El sonido del ventilador en el techo era lo único que me mantenía conectada a la realidad. Cada giro lento, cada vibración metálica, parecía marcar el tiempo de una cuenta regresiva que solo yo podía escuchar. Habían pasado horas desde que acepté ser “la llave” de la resistencia, pero todavía no lograba asimilarlo.
No podía dejar de pensar en la palabra que usaron para describirme: invisible.
Invisible para el algoritmo, invisible para Perfect Match. Invisible, pero expuesta a todos los riesgos.
Me levanté de la cama improvisada que me habían ofrecido en el refugio. El colchón olía a humedad y los muros descascarados parecían mirarme con desdén. No había nada en aquel lugar que inspirara esperanza. Y, aun así, todos confiaban en mí.
Salí al pasillo, descalza, y encontré a Liam sentado en una mesa, revisando un mapa digital. La luz de la pantalla azulada resaltaba la tensión en su rostro.
—No puedes dormir —dijo sin mirarme.
—¿Cómo podría? —respondí, cruzando los brazos—. Me piden que entre en el núcleo de Perfect Match, como si no estuviera lleno de trampas y ojos vigilando cada movimiento.
Liam levantó la vista hacia mí. Sus ojos grises, cansados pero firmes, parecían leerme como un libro abierto.
—Precisamente porque está lleno de trampas, solo tú puedes hacerlo. No pueden predecirte, Elara. No pueden borrarte porque no saben cómo escribirte.
Sus palabras me golpearon más de lo que quería admitir. Era extraño, casi irónico, que mi diferencia —aquello que siempre había sentido como un error en mí misma— ahora fuera lo único que podía salvarnos.
Me senté frente a él.
—¿Y si me equivoco? ¿Y si descubren que no soy tan invisible como creen?
Liam dejó escapar una sonrisa amarga.
—Todos los que estamos aquí ya vivimos con esa posibilidad. Pero la diferencia es que tú aún tienes la opción de elegir.
Me quedé en silencio. Esa palabra, elegir, ardía en mi interior como un recordatorio de que todo lo que hacía hasta ahora había estado manipulado, controlado por fórmulas y algoritmos.

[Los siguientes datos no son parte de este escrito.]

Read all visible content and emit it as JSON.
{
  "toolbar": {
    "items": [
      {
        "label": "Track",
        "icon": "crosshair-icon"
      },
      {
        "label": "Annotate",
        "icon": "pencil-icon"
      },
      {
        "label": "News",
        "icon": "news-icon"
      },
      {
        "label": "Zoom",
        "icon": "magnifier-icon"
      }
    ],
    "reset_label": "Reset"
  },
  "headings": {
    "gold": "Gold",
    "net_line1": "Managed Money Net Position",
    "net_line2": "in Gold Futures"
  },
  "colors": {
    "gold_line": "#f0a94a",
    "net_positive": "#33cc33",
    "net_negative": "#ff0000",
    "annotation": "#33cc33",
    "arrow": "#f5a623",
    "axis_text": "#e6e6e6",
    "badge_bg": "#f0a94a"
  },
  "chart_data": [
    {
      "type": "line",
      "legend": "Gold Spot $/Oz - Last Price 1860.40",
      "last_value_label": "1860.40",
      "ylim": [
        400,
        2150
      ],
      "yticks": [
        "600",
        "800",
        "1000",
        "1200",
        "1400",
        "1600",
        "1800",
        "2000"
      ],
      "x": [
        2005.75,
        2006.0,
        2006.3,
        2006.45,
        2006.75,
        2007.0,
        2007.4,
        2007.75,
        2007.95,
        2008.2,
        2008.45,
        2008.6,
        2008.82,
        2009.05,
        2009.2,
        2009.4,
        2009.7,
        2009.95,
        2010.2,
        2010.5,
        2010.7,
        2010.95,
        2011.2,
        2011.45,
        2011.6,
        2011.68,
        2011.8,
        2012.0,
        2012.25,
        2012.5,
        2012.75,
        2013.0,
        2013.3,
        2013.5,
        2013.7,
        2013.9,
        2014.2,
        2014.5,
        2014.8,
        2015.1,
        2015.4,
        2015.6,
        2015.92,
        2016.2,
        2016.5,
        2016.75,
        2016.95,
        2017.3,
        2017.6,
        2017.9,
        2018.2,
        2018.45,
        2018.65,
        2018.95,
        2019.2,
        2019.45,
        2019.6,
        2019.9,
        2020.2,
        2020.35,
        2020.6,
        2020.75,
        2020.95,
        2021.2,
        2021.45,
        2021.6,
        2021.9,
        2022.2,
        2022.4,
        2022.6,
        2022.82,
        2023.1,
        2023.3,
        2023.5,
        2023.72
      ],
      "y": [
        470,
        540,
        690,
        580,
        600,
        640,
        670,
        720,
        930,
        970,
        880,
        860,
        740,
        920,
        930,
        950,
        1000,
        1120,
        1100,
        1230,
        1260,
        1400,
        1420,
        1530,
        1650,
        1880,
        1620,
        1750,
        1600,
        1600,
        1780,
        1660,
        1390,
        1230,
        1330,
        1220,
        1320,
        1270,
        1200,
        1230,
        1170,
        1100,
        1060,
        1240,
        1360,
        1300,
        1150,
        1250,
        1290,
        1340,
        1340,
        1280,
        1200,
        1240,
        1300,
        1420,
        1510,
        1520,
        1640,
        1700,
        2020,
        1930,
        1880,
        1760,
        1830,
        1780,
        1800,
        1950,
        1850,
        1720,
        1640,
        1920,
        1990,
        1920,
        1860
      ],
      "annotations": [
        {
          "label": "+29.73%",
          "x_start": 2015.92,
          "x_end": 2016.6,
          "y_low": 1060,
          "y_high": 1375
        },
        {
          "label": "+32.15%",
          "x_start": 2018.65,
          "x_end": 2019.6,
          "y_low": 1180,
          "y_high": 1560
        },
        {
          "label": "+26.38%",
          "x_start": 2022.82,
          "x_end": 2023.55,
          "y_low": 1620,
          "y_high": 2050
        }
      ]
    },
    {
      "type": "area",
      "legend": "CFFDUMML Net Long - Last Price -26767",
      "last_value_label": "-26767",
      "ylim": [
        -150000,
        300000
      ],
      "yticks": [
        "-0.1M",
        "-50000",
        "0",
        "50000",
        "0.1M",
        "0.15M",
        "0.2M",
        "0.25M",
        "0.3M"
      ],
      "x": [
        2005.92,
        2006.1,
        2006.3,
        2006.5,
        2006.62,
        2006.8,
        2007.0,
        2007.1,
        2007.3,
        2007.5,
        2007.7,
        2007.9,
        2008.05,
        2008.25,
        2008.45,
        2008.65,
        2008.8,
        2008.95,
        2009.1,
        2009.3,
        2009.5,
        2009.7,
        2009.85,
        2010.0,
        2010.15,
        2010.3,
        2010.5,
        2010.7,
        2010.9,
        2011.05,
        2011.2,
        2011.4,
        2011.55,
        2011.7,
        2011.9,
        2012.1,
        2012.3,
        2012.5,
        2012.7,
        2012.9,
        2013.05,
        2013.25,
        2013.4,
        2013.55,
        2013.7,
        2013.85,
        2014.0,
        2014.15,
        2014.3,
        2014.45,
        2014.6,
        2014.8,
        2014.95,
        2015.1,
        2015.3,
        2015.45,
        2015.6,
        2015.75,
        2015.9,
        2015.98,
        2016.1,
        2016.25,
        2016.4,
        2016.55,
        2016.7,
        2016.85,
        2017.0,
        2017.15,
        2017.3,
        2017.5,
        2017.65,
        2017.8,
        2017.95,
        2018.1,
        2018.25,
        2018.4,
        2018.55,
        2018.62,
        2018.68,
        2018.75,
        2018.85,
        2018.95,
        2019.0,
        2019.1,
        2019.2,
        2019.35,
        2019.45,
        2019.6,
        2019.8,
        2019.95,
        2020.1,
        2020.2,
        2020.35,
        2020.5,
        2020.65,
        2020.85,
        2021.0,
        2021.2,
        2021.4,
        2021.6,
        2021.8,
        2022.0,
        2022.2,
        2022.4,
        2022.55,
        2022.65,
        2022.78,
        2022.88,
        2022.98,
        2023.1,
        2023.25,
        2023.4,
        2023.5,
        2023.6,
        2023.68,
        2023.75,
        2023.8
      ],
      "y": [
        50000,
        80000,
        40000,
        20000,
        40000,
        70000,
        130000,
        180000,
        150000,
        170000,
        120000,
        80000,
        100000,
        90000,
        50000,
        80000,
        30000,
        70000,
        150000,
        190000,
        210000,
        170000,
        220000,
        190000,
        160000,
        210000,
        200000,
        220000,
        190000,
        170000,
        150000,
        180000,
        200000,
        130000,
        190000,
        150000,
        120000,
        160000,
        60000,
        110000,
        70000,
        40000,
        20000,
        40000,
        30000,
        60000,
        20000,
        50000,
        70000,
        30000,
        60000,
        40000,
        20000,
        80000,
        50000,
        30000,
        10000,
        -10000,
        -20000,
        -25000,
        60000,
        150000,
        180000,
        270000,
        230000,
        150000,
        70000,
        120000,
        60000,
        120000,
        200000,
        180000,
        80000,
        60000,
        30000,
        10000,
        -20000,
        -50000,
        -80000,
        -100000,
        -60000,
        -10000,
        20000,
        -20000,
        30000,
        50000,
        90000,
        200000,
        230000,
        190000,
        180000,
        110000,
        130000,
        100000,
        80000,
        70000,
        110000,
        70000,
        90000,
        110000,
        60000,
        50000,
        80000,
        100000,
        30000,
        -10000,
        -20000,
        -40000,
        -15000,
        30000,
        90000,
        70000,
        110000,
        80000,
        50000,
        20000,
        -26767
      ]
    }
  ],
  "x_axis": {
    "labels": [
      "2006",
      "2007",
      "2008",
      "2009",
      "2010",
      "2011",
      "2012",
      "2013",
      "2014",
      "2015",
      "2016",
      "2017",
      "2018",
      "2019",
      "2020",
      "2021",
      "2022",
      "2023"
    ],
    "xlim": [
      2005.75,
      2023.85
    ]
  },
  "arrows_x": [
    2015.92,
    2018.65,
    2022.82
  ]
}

Tal vez por eso aceptar esta misión, aunque peligrosa, era la primera decisión verdaderamente mía.
Liam me mostró en la pantalla el plano de lo que llamaban “La Torre de Datos”, el centro neurálgico donde Perfect Match almacenaba millones de memorias y emociones.
—Aquí es donde guardan todo —explicó—. Y aquí es donde queremos que entres.
El lugar parecía una fortaleza. Niveles de seguridad imposibles, sensores de reconocimiento, cámaras en cada esquina. Y yo debía atravesar todo eso.
—¿Qué esperan que encuentre? —pregunté.
Liam respiró hondo antes de responder.
—Esperamos que encuentres las pruebas que demuestren que Perfect Match no busca el amor, sino el control absoluto. Si conseguimos mostrárselo al mundo, no podrán seguir escondiéndose detrás de sus sonrisas digitales.
Sus palabras me estremecieron. No solo se trataba de mí o de él. Se trataba de todos.
En ese instante lo comprendí: lo que estaba en juego no era un romance robado, ni siquiera mi libertad personal. Era la verdad. Y la verdad siempre había sido lo único que podía derribar imperios.
Acaricié con la yema de los dedos el mapa en la pantalla. Cada línea azul parecía brillar como un camino trazado hacia un destino inevitable.
—Entonces entraré —dije con firmeza.
Liam me miró en silencio, como si hubiera estado esperando esas palabras. Luego asintió, y por primera vez desde que lo conocí, vi en sus ojos algo parecido a esperanza.
Me levanté, sentí el frío del suelo bajo mis pies y respiré profundamente.
No era la heroína de una historia romántica. No era la víctima de un sistema. Era la anomalía. Y estaba dispuesta a descubrir qué había bajo la piel del algoritmo.